[Scikit-learn-general] Using TFxIDF with HashingVectorizer

Discussion:

Minkoo

12 years ago

Hi scikit learn.

I have a question on using HashingVectorizer with TFxIDF. Currently, I'm
trying to build a model to predict classes for large set of documents.

I'm using HashingVectorizer as my data is large. Because I can feed some
batch of documents to HashingVectorizer, it's perfect fit for my large data
which is about 6.8GB.

On the other hand TfIdfVectorizer does not support processing documents in
batch. It needs to load the entire feature vector into the memory.

What I'm thinking, instead, is to merge two of them. Though the entire
document is 6.8GB, a CSV containing "(term, IDF)" is about 290MB. For that
reason, I think I can load the IDF table into the memory.

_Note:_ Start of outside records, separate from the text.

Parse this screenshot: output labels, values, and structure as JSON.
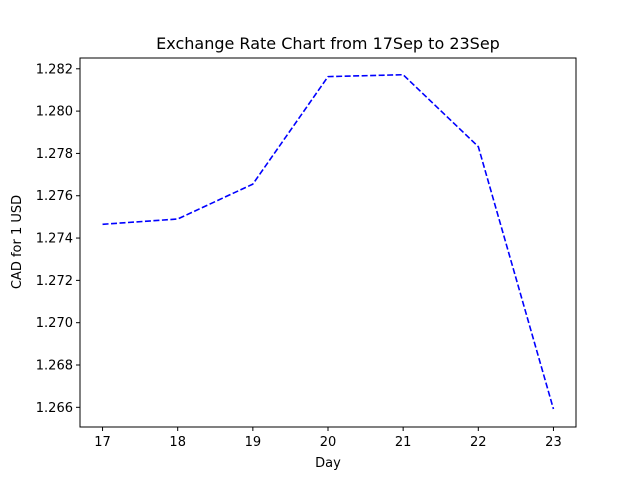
{
  "chart_data": {
    "type": "line",
    "title": "Exchange Rate Chart from 17Sep to 23Sep",
    "xlabel": "Day",
    "ylabel": "CAD for 1 USD",
    "x": [
      17,
      18,
      19,
      20,
      21,
      22,
      23
    ],
    "x_tick_labels": [
      "17",
      "18",
      "19",
      "20",
      "21",
      "22",
      "23"
    ],
    "series": [
      {
        "values": [
          1.27465,
          1.2749,
          1.27655,
          1.28163,
          1.28172,
          1.27832,
          1.26592
        ],
        "color": "#0000ff",
        "line_style": "dashed"
      }
    ],
    "y_ticks": [
      1.266,
      1.268,
      1.27,
      1.272,
      1.274,
      1.276,
      1.278,
      1.28,
      1.282
    ],
    "y_tick_labels": [
      "1.266",
      "1.268",
      "1.270",
      "1.272",
      "1.274",
      "1.276",
      "1.278",
      "1.280",
      "1.282"
    ],
    "xlim": [
      16.7,
      23.3
    ],
    "ylim": [
      1.26507,
      1.28251
    ],
    "grid": false,
    "legend": "none"
  }
}
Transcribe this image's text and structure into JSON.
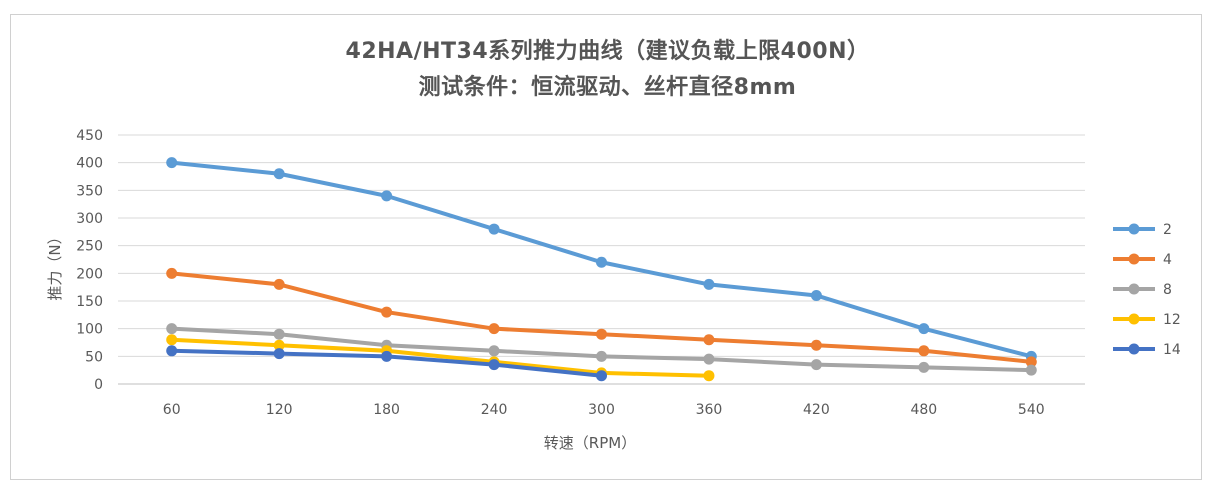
{
  "chart_data": {
    "type": "line",
    "title": "42HA/HT34系列推力曲线（建议负载上限400N）",
    "subtitle": "测试条件：恒流驱动、丝杆直径8mm",
    "xlabel": "转速（RPM）",
    "ylabel": "推力（N）",
    "categories": [
      "60",
      "120",
      "180",
      "240",
      "300",
      "360",
      "420",
      "480",
      "540"
    ],
    "yticks": [
      "0",
      "50",
      "100",
      "150",
      "200",
      "250",
      "300",
      "350",
      "400",
      "450"
    ],
    "ylim": [
      0,
      450
    ],
    "grid": true,
    "legend_position": "right",
    "series": [
      {
        "name": "2",
        "color": "#5b9bd5",
        "values": [
          400,
          380,
          340,
          280,
          220,
          180,
          160,
          100,
          50
        ]
      },
      {
        "name": "4",
        "color": "#ed7d31",
        "values": [
          200,
          180,
          130,
          100,
          90,
          80,
          70,
          60,
          40
        ]
      },
      {
        "name": "8",
        "color": "#a5a5a5",
        "values": [
          100,
          90,
          70,
          60,
          50,
          45,
          35,
          30,
          25
        ]
      },
      {
        "name": "12",
        "color": "#ffc000",
        "values": [
          80,
          70,
          60,
          40,
          20,
          15,
          null,
          null,
          null
        ]
      },
      {
        "name": "14",
        "color": "#4472c4",
        "values": [
          60,
          55,
          50,
          35,
          15,
          null,
          null,
          null,
          null
        ]
      }
    ]
  }
}
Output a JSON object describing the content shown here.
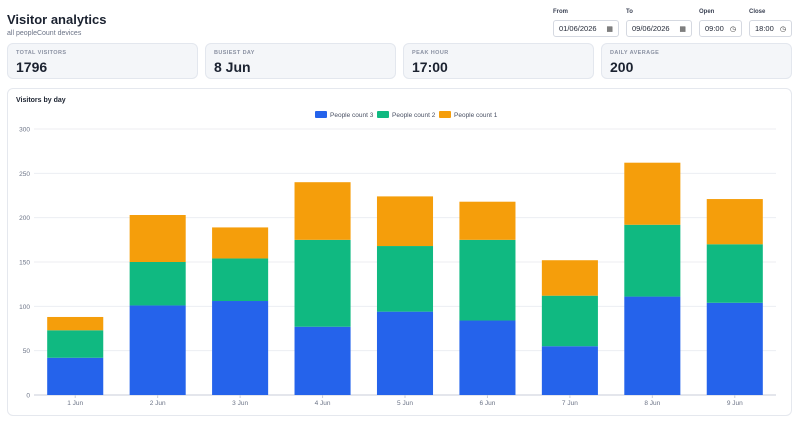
{
  "header": {
    "title": "Visitor analytics",
    "subtitle": "all peopleCount devices"
  },
  "filters": {
    "from_label": "From",
    "from_value": "01/06/2026",
    "to_label": "To",
    "to_value": "09/06/2026",
    "open_label": "Open",
    "open_value": "09:00",
    "close_label": "Close",
    "close_value": "18:00"
  },
  "cards": [
    {
      "label": "TOTAL VISITORS",
      "value": "1796"
    },
    {
      "label": "BUSIEST DAY",
      "value": "8 Jun"
    },
    {
      "label": "PEAK HOUR",
      "value": "17:00"
    },
    {
      "label": "DAILY AVERAGE",
      "value": "200"
    }
  ],
  "chart": {
    "title": "Visitors by day"
  },
  "chart_data": {
    "type": "bar",
    "stacked": true,
    "categories": [
      "1 Jun",
      "2 Jun",
      "3 Jun",
      "4 Jun",
      "5 Jun",
      "6 Jun",
      "7 Jun",
      "8 Jun",
      "9 Jun"
    ],
    "series": [
      {
        "name": "People count 3",
        "color": "#2563eb",
        "values": [
          42,
          101,
          106,
          77,
          94,
          84,
          55,
          111,
          104
        ]
      },
      {
        "name": "People count 2",
        "color": "#10b981",
        "values": [
          31,
          49,
          48,
          98,
          74,
          91,
          57,
          81,
          66
        ]
      },
      {
        "name": "People count 1",
        "color": "#f59e0b",
        "values": [
          15,
          53,
          35,
          65,
          56,
          43,
          40,
          70,
          51
        ]
      }
    ],
    "yticks": [
      0,
      50,
      100,
      150,
      200,
      250,
      300
    ],
    "ylim": [
      0,
      300
    ],
    "legend": "top",
    "grid": true
  }
}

But I couldn't find out a good way to use IDF table when creating feature
vector in HashingVectorizer. 'normalize' seems to be the point to extend
the HashingVectorizer to use the IDF table, but it's currently tied to a
function named 'normalize'.

Has anyone tried similar approach? If no one is, what is the reason? Is it
because TFxIDF is not useful for document classification? or any other
reason?

Please advise.

Thanks
Minkoo

Olivier Grisel

12 years ago

Permalink

You can use a Pipeline to combine a TfidfTransformer with the HashingVectorizer.

--
Olivier

Lars Buitinck

12 years ago

Permalink

Post by Minkoo
I have a question on using HashingVectorizer with TFxIDF. Currently, I'm
trying to build a model to predict classes for large set of documents.
On the other hand TfIdfVectorizer does not support processing documents in
batch. It needs to load the entire feature vector into the memory.

That's because it needs tf-idf needs two passes over the dataset,
while HashingVectorizer is intended as a memoryless, single-pass
method.

Post by Minkoo
But I couldn't find out a good way to use IDF table when creating feature
vector in HashingVectorizer. 'normalize' seems to be the point to extend the
HashingVectorizer to use the IDF table, but it's currently tied to a
function named 'normalize'.

Normalization has little to do with tf-idf, it just means that the
document vectors are normalized so that cosine similarities work and
learners don't get too extreme values as input (note that cosine
similarity and tf-idf are orthogonal concepts, even though IR
textbooks commonly treat them as a pair). The way to combine HV and
Tfidf is

hashing = HashingVectorizer(non_negative=True, norm=None)
tfidf = TfidfTransformer()
hashing_tfidf = Pipeline([("hashing", hashing), ("tidf", tfidf)])

Apu Mishra

11 years ago

Permalink

Post by Lars Buitinck
The way to combine HV and
Tfidf is
hashing = HashingVectorizer(non_negative=True, norm=None)
tfidf = TfidfTransformer()
hashing_tfidf = Pipeline([("hashing", hashing), ("tidf", tfidf)])

I notice your use of the non_negative option in HashingVectorizer(), when
following hashing with TF-IDF.

Since using non_negative eliminates some information, I am curious whether
there is any harm to allowing negative values as inputs to the TF-IDF
function. In the general case, feature values whether positive or negative
should simply scale up based on how document-infrequent they are, so I don't
see the harm of allowing negative values.

-Apu

Lars Buitinck

11 years ago

Permalink

...

non_negative=True is a hack, and yes, it throws away information, and
yes, I think we could define it for negative values by computing idf
on the absolute values. It's just that no-one has done so. The first
step would be to work out the repercussions: if a feature has zero
value everywhere, it might have been seen, but thrown away by the
hasher's collision resolving, so the df statistic is no longer
reliable. Is that acceptable? Can we honestly call the output of this
hack tf-idf?